Hückelhoven: Operation am offenen Herzen der Stadt

Hückelhoven: Operation am offenen Herzen der Stadt

Einer Stadt ein neues Gesicht zu geben ist ein Unterfangen, das nicht am Wochenende über die Bühne gehen kann, dazu braucht es schon einen ziemlich langen Atem. In Hückelhoven ist man auf einem guten Weg.

Während vor, sagen wir zehn Jahren im Zusammenhang mit dem Namen der Stadt als Erstes der Förderturm genannt wurde, ist es heute schon in mindestens gleichem Maße das Hückelhoven Center: Die Stadt wandelt sich, und ein Ende dieses Prozesses ist nicht abzusehen.

Noch in diesem Jahr wird auf dem Gelände unter dem Förderturm der Spaten für den Obi-Baumarkt in den nicht mehr kontaminierten Boden gestochen. Kurze Zeit später werden die Verantwortlichen das Gartengerät in die Hände nehmen, um den symbolischen Baubeginn für den Möbel-Discounter Roller dort, wo vor inzwischen schon dreieinhalb Jahren die Brikettfabrik in sich zusammen gesprengt wurde, zu demonstrieren. Die Entwicklung geht so rasch voran, dass nur wenig Platz für besinnliche Rückblicke in die Vergangenheit bleibt.

Bei allem Wandel ist das Areal um den Breteuilplatz und den Wildauer Platz nach wie vor das Herz des neuen Hückelhoven. Aber auch hier bleibt kaum noch etwas so, wie es mal war.

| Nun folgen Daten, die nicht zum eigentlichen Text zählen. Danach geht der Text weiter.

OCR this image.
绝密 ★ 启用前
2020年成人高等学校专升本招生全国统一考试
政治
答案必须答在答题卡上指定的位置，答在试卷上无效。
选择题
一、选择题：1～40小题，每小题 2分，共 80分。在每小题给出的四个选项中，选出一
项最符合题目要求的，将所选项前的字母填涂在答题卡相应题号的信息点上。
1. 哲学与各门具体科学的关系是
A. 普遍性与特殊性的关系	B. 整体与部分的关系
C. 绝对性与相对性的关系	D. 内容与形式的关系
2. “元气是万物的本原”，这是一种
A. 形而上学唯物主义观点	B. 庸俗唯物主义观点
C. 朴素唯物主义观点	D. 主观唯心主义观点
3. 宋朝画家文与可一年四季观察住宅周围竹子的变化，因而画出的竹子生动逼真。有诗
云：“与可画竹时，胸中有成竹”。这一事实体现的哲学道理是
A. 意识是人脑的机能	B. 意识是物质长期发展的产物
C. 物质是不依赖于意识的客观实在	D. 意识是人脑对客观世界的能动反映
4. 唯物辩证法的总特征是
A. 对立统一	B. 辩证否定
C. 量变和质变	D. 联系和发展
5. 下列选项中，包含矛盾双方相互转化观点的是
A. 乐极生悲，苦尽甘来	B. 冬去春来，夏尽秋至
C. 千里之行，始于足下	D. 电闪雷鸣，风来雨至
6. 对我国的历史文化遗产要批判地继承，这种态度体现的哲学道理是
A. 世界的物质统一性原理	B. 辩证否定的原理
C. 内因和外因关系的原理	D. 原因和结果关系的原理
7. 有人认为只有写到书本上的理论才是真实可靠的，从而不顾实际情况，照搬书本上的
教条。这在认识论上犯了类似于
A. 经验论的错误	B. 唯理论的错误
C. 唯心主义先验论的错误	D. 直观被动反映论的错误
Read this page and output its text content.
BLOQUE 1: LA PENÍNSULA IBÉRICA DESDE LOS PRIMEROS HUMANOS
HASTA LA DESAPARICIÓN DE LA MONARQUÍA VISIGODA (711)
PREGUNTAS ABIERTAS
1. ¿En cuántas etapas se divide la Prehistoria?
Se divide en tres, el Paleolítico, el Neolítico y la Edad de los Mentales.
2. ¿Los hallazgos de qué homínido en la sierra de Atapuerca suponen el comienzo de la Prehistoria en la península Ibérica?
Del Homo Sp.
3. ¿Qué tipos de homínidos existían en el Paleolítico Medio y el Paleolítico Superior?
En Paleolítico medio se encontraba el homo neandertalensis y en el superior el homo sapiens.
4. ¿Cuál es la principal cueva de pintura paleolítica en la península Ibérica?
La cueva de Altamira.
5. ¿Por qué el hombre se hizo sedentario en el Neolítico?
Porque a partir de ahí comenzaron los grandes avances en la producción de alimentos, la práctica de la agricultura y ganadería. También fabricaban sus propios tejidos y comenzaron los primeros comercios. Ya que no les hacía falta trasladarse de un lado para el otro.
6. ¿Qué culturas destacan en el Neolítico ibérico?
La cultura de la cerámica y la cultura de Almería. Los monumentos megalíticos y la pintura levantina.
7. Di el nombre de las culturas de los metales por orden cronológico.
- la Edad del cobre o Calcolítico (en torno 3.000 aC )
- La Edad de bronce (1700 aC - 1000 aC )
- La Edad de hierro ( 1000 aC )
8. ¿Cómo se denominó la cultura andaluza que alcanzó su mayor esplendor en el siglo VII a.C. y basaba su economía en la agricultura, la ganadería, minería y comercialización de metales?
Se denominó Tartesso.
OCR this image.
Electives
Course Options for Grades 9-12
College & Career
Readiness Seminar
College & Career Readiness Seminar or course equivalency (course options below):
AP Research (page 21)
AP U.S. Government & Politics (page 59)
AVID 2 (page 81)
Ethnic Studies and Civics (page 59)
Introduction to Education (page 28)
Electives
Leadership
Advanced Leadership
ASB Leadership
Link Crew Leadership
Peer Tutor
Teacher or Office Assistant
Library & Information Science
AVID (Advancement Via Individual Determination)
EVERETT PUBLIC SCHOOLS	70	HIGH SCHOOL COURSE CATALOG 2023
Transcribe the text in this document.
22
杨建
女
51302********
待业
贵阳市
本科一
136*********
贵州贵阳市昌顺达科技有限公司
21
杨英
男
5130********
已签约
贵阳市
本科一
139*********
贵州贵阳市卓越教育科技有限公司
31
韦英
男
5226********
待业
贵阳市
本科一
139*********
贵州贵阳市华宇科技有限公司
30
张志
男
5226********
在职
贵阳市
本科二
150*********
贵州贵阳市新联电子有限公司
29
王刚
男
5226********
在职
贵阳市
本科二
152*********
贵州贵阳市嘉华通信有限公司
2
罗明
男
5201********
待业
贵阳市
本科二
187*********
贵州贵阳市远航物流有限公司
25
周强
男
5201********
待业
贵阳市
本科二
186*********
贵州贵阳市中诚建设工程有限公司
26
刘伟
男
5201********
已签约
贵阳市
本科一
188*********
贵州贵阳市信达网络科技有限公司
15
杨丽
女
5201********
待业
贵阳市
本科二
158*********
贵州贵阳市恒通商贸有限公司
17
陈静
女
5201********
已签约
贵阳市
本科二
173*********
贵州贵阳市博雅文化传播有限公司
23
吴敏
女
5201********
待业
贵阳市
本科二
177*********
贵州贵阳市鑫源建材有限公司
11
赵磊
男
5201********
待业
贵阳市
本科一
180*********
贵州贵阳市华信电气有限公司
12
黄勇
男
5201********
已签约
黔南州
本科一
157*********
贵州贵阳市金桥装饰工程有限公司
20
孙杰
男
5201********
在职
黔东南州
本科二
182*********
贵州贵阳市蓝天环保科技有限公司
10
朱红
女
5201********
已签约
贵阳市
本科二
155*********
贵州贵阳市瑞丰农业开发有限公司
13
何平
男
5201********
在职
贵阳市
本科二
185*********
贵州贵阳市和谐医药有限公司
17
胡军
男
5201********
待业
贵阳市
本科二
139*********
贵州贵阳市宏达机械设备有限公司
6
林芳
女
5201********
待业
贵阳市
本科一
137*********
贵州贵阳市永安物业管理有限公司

Das alte Rathaus, klar, da wird nicht dran gerüttelt. Das Wohn- und Geschäftshaus, in dem jetzt im Erdgeschoss noch ein Eiscafé und ein Fitnessstudio zu finden sind, aber wird sein Gesicht von Grund auf ändern: Die Eigentümer wollen das Gebäude modernisieren und zum Teil dreigeschossig erweitern. Eine Operation am Herzen der Stadt sozusagen. So viel Privatinitiative freut die Verantwortlichen im neuen Rathaus enorm: „Diese Modernisierungs- und Expansionsabsicht wird begrüßt, denn durch sie wird umgesetzt, was bereits in den Workshops zur Umgestaltung der Parkhofstraße und des Breteuilplatzes für sinnvoll erachtet wurde”, heißt es aus dem Rathaus.

Dabei ist man sich sowohl von Seiten der Verwaltung als auch der Politik einig, dass hier ganz besondere Gestaltungsregeln gelten sollen: „Wegen der besonderen städtebaulichen Bedeutung der im Stadtzentrum gelegenen Örtlichkeit sollen erhöhte architektonische Anforderungen an ein dort entstehendes Gebäude gestellt werden, welches künftig das Stadtbild in hohem Maße mit prägen wird”, heißt es in einer Vorlage der Verwaltung, der die Mitglieder des zuständigen politischen Ausschusses ihren Segen gegeben haben. „Erhöhte architektonische Anforderungen” also: Da darf man gespannt sein.